Determine sequence using generating function.

Question

Using generating function determine sequence $u_n$: $$u_0 = 1, \ u_1 = 0, u_{n+2} - 4u_{n+1} + 4u_n =0 $$ I am asking for advices. Thanks in advance.

Answer 1

Do you know the concept of generating functions?

Just solve the equation for $ u_{n+2}$. Then you are ready to go.

Edit:

My proceeding would have been to define $$ A(x) = \sum\limits_{n = 0}^\infty u_n x^n $$

Now you set in the starting values of $ u_n $ and write:

$$ A(x) = u_o + u_1 \cdot x + \sum\limits_{n = 2}^\infty (4u_{n-1} - 4u_{n-2})x^n $$

Now you shift the index of the series and get

$$ A(x) = 1 - 4x^2A(x) + 4xA(x) $$

You can now solve for $ A(x) $ and arrange this result as power series.

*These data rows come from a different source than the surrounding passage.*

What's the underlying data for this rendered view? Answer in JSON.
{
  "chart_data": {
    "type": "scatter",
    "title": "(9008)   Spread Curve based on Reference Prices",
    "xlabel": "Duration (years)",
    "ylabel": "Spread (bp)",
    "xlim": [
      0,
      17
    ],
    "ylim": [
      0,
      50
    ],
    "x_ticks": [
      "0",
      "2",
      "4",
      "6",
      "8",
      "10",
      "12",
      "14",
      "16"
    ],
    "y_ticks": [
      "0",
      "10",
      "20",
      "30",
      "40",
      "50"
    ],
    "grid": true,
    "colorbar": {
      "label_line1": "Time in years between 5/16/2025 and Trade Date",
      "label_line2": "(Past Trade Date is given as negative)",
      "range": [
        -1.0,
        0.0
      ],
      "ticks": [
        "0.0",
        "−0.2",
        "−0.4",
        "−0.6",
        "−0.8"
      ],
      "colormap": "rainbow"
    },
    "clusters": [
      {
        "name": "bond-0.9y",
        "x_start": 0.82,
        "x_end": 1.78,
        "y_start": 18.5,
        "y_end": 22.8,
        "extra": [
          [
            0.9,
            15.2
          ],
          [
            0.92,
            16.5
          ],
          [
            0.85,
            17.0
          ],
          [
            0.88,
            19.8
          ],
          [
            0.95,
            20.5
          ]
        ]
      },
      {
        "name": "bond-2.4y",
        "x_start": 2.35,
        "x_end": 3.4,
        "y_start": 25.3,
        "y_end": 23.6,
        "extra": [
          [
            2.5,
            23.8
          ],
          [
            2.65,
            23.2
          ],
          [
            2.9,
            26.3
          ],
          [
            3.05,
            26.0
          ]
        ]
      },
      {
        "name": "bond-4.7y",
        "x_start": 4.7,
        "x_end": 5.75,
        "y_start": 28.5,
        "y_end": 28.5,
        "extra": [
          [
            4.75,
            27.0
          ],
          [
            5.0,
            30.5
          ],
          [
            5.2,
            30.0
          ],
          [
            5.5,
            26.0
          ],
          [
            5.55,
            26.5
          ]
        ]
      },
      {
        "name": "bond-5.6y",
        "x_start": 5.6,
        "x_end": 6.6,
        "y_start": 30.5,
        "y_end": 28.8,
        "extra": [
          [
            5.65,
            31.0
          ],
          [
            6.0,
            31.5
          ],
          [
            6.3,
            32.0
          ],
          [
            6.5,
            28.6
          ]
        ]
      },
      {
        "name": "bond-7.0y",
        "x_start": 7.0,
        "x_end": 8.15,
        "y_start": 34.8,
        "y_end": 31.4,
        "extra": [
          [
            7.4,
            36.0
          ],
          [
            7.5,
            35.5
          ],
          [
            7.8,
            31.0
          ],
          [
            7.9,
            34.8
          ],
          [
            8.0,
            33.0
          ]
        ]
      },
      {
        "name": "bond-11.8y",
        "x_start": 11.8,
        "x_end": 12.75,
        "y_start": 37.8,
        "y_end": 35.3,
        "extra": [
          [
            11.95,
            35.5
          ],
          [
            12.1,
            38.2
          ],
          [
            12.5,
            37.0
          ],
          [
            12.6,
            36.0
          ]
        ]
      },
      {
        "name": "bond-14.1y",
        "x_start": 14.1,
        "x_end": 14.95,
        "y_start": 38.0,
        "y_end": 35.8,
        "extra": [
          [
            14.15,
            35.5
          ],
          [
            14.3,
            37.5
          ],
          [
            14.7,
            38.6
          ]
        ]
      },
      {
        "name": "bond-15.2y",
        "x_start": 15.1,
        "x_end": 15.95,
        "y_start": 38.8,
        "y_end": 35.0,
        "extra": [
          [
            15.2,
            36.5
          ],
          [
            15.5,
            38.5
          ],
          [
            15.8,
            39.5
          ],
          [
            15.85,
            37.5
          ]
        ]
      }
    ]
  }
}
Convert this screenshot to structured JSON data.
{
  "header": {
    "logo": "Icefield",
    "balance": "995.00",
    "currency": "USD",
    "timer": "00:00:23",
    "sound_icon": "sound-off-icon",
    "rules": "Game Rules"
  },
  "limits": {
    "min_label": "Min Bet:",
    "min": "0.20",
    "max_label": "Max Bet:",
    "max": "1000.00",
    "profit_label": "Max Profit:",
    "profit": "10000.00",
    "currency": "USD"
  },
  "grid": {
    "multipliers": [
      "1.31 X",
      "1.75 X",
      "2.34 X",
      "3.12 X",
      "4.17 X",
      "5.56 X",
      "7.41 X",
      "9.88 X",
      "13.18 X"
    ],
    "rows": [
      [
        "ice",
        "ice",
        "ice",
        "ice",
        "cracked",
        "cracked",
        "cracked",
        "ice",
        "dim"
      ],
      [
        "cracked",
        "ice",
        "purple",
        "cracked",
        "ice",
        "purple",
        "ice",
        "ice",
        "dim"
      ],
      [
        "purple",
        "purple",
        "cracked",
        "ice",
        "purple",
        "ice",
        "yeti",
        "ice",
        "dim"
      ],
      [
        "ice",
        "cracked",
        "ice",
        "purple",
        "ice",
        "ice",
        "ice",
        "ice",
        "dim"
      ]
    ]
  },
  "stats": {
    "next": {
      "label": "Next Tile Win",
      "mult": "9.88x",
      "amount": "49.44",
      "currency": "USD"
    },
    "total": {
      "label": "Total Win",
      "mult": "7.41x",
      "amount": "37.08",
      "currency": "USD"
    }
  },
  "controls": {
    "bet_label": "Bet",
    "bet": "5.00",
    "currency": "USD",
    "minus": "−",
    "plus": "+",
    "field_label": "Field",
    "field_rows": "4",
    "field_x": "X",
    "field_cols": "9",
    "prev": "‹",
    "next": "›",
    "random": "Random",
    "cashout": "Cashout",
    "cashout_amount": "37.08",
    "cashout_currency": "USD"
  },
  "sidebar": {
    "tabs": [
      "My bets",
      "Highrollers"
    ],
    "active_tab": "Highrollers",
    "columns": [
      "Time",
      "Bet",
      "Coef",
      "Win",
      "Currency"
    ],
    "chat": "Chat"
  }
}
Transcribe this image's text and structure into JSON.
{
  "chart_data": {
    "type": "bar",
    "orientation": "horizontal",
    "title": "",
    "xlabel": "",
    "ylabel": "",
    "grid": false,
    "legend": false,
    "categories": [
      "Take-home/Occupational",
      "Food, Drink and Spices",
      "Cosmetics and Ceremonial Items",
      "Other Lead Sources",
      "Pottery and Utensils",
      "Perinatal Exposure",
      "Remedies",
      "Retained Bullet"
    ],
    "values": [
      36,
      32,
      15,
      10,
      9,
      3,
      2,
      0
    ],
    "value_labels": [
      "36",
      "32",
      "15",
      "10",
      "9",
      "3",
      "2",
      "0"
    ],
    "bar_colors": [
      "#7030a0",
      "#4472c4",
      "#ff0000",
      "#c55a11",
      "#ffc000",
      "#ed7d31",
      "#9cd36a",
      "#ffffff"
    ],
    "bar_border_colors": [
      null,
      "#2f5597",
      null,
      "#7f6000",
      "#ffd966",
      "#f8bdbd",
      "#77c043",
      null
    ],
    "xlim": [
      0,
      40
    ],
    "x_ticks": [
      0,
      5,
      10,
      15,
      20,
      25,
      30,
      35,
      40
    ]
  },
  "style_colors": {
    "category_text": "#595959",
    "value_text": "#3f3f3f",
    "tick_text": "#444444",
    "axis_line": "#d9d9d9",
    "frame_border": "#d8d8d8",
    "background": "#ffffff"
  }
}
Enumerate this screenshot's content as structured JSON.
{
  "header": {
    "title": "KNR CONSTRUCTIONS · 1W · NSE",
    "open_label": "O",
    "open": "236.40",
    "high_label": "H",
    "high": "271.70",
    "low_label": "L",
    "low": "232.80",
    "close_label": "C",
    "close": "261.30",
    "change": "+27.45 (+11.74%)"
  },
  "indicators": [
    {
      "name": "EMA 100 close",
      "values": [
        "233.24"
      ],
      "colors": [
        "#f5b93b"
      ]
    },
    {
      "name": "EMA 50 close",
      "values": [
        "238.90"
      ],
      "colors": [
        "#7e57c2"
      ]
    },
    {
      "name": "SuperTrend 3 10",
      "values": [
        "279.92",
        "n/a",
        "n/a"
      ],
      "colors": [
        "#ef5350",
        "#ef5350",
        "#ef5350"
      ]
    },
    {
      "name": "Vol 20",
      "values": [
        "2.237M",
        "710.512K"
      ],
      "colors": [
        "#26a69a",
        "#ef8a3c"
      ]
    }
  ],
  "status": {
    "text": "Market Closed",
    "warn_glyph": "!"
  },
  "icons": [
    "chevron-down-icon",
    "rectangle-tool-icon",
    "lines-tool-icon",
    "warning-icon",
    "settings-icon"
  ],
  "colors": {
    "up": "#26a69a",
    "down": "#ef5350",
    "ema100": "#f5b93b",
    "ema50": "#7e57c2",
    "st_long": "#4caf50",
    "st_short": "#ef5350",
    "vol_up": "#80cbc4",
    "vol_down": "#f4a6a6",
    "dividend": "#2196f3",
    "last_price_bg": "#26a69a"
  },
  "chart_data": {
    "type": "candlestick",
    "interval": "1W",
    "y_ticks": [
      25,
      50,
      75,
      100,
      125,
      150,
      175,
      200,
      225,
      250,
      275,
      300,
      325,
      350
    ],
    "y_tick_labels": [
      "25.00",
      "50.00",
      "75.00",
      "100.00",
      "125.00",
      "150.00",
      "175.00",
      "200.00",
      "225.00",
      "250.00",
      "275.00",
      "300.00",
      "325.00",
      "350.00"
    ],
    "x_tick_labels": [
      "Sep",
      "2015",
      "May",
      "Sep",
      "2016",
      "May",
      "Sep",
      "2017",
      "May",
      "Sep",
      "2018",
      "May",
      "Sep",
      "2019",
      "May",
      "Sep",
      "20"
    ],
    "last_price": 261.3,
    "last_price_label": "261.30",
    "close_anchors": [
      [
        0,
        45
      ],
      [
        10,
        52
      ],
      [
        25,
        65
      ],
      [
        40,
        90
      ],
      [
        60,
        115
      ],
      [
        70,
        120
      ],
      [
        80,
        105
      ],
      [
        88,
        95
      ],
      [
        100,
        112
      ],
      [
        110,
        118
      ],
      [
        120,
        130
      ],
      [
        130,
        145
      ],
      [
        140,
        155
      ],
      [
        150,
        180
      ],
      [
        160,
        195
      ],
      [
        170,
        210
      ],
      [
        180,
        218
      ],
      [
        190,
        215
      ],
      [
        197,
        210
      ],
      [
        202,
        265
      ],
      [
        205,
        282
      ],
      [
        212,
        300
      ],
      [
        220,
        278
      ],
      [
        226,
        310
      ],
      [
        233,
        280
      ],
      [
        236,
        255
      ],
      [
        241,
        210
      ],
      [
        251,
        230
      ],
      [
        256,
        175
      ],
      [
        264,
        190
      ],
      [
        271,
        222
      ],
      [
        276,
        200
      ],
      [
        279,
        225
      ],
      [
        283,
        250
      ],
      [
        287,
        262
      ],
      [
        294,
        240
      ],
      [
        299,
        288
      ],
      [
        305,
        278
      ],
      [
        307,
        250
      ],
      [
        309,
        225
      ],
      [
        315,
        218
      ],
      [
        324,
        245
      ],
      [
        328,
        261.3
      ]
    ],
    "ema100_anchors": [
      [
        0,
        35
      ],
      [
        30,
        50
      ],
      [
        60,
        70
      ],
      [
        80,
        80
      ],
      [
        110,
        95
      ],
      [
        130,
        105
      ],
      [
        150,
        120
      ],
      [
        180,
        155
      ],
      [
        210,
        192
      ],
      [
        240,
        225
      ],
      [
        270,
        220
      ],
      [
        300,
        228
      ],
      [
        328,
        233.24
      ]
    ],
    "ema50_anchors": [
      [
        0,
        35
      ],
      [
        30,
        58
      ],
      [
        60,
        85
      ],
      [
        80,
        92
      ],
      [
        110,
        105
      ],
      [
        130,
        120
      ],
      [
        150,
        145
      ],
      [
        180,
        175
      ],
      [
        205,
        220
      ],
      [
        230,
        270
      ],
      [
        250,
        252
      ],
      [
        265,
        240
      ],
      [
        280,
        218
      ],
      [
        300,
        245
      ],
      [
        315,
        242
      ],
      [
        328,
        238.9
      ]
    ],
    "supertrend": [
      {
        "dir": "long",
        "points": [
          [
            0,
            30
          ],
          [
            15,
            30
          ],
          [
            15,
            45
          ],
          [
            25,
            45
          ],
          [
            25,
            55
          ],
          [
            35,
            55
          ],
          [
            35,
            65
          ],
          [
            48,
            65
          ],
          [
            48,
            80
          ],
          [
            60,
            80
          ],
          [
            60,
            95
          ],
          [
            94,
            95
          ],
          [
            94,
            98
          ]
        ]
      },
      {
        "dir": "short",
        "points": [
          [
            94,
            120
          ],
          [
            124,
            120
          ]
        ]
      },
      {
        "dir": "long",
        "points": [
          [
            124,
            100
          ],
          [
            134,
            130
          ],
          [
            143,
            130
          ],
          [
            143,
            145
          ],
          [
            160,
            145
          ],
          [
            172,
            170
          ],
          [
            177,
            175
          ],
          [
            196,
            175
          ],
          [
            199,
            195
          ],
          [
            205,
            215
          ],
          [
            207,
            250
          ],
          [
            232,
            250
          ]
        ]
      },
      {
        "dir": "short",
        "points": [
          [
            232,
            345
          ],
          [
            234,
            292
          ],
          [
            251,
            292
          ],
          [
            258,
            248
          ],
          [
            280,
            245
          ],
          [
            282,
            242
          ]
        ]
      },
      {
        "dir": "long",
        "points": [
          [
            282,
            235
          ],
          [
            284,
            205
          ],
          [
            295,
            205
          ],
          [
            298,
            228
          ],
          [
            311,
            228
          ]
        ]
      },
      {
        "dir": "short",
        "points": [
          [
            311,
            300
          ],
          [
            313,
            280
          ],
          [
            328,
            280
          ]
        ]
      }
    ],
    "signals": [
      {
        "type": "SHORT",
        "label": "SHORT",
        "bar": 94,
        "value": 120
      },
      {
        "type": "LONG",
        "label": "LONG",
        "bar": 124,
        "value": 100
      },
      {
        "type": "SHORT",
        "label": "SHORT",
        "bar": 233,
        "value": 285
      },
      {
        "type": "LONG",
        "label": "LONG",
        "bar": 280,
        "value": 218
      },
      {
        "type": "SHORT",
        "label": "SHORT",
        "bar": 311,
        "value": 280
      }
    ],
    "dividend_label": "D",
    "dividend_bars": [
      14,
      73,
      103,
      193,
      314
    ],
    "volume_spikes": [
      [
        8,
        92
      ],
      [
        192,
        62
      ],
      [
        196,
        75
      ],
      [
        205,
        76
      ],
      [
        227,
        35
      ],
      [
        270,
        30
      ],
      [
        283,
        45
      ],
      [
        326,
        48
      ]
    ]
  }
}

Simply look at the coefficients of your new power series and you get $ u_n $.

Answer 2

The way is first to solve the generating function $x^2-4x+4=0$ and get the solutions $x_1=x_2=2$. So, the general form of the sequence is $u_n=\alpha\cdot2^n+\beta\cdot n 2^n$. By the initial settings, $u_0=1,\,u_1=0$, we get $\alpha=1,\,\beta=-1$. Then, $u_n=(1-n)2^n$.